PAUL TRACY: Yeah, I mean, for sure. The team is motivated. Obviously I think we have a pretty good car. I didn’t do a very good job today. The team did a good job and the team gave me a good car, but I let them down today on the track. I just couldn’t put the lap together, and that probably just comes down to being Rusty. I haven’t been in a car but for five or six hours about two months ago. So really on the track in the heat-of-the-moment qualifying-type stuff, I haven’t done that since Mexico City, so it’s been a while. A lot of guys have been racing already, done (IndyCar Series) races, they’ve been doing 24-Hour at Daytona, whatever, A1GP, stuff like that, so I was a little bit rusty today.

Q. (No microphone.)

PAUL TRACY: Well, I hope so, but obviously I haven’t yet. This merger happened really in the last — kind of in the last month before the season was going to start, and pretty much the teams on that side from the (IndyCar Series) had set their driver lineups, and a lot of guys were not really set here, but the main players were set, Justin, Graham, Will, Oriol, myself. Some of the teams from Champ Car were able to do the conversion to go to the IRL, but obviously Jerry has decided not to. That’s kind of left guys like — just Tag and myself, it’s kind of left us standing with our helmets in our hands.

Q. (No microphone.)

PAUL TRACY: Obviously I’ve talked to just about everybody. I’ve talked to half the guys in this room dozens of times, and people know where I am and people know I’m easy to get a hold of. Tony George knows how to get a hold of me. If something were to pop up, I guess he would give me a call, but there’s nothing available now.

Q. (No microphone.)

PAUL TRACY: Well, they’re a personal sponsor of mine and they’ve been very supportive. Obviously we’ve pitched them on a deal, and like I said earlier, they’re into the second quarter. Their budgets are spent. We have another meeting this weekend, but it’s a long shot at best. They’re going to continue with my personal deal, which obviously after this race when there’s no income coming in, at least that’s some income, which is always a help, and they’ve been great with me, a perfect fit as a sponsor for me.

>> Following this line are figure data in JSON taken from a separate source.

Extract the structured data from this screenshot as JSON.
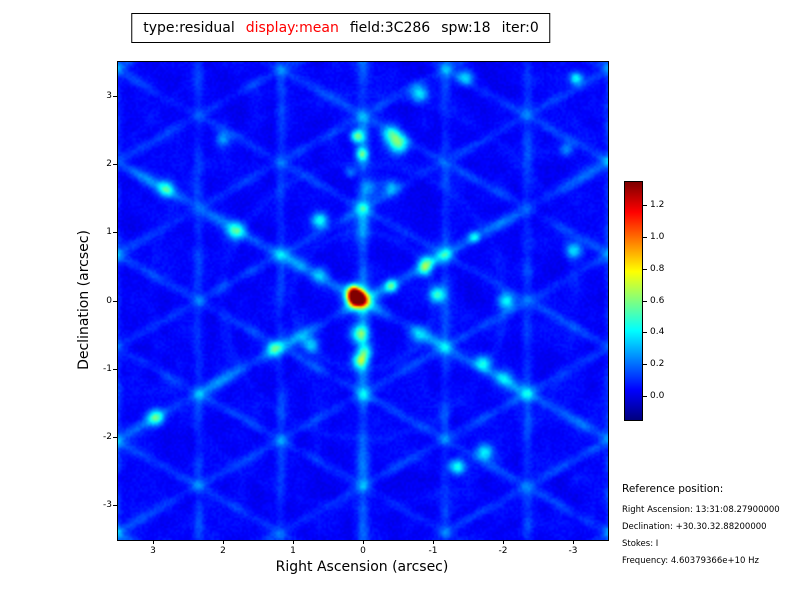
{
  "title": {
    "parts": [
      {
        "text": "type:residual",
        "color": "#000000"
      },
      {
        "text": "display:mean",
        "color": "#ff0000"
      },
      {
        "text": "field:3C286",
        "color": "#000000"
      },
      {
        "text": "spw:18",
        "color": "#000000"
      },
      {
        "text": "iter:0",
        "color": "#000000"
      }
    ]
  },
  "axes": {
    "xlabel": "Right Ascension (arcsec)",
    "ylabel": "Declination (arcsec)",
    "xticks": [
      3,
      2,
      1,
      0,
      -1,
      -2,
      -3
    ],
    "yticks": [
      3,
      2,
      1,
      0,
      -1,
      -2,
      -3
    ]
  },
  "colorbar": {
    "ticks": [
      1.2,
      1.0,
      0.8,
      0.6,
      0.4,
      0.2,
      0.0
    ]
  },
  "reference": {
    "heading": "Reference position:",
    "lines": [
      "Right Ascension: 13:31:08.27900000",
      "Declination: +30.30.32.88200000",
      "Stokes: I",
      "Frequency: 4.60379366e+10 Hz"
    ]
  },
  "chart_data": {
    "type": "heatmap",
    "title": "type:residual display:mean field:3C286 spw:18 iter:0",
    "xlabel": "Right Ascension (arcsec)",
    "ylabel": "Declination (arcsec)",
    "xlim": [
      3.5,
      -3.5
    ],
    "ylim": [
      -3.5,
      3.5
    ],
    "x_ticks": [
      3,
      2,
      1,
      0,
      -1,
      -2,
      -3
    ],
    "y_ticks": [
      -3,
      -2,
      -1,
      0,
      1,
      2,
      3
    ],
    "colormap": "jet",
    "value_range": [
      -0.15,
      1.35
    ],
    "colorbar_ticks": [
      0.0,
      0.2,
      0.4,
      0.6,
      0.8,
      1.0,
      1.2
    ],
    "peak": {
      "ra_arcsec": 0.1,
      "dec_arcsec": 0.05,
      "value": 1.3
    },
    "background_level": 0.0,
    "sidelobe_level": 0.3,
    "description": "Interferometric residual map: faint blue hexagonal sidelobe web and six-fold ray pattern radiating from a single bright compact source near the field center"
  }
}
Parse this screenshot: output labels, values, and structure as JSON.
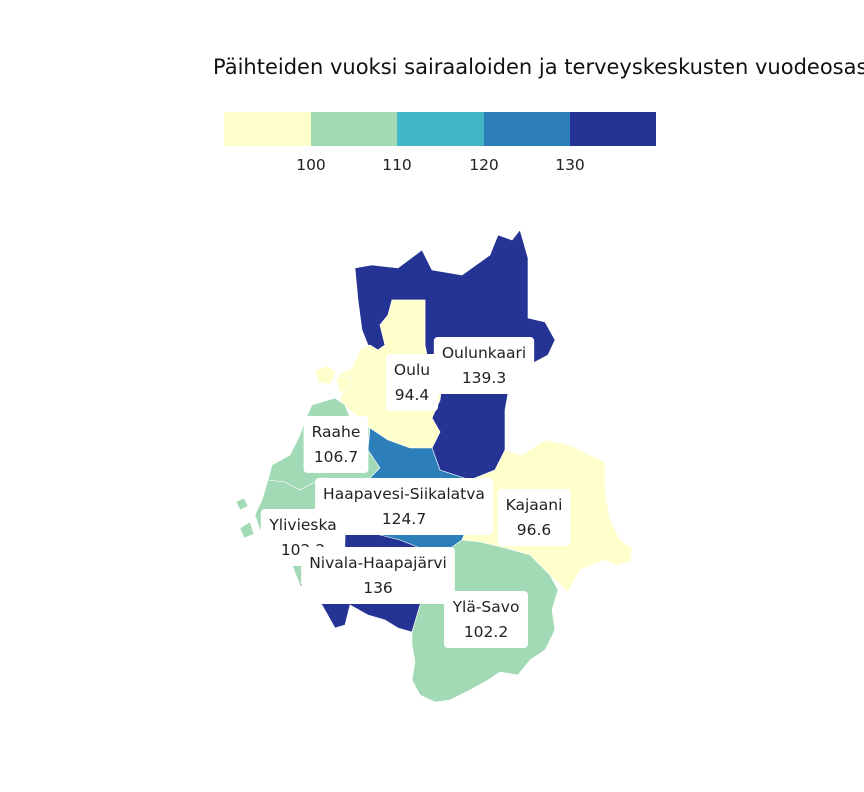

But like I said, to come at this stage of the game, for a big business company to come up with $4 or $5 million is probably not going to happen.

Q. (No microphone.)

PAUL TRACY: I’m not frustrated with the merger. Obviously I’m frustrated I don’t have a ride. But I think the merger was the best thing for the sport and the best overall thing for open-wheel racing in this country. It happened all very late and it was kind of messy, but the end result, I think it’s not perfect right now, but I think the end result is where it needs to be.

We can sit here all day and argue what cars it should be and what engine it should be. That doesn’t matter now as long as it’s one series and they can continue to work forward on doing the best possible job with TV and promotion and promoting the drivers and having a good field and a strong field instead of a divided one.

But at the end of the day, when it happened with Forsythe in the beginning we were going to do it, and then all of a sudden Jerry decided he wasn’t going to do it. It’s been frustrating for our team. All the crew guys, they’re all looking for jobs, so it’s frustrating.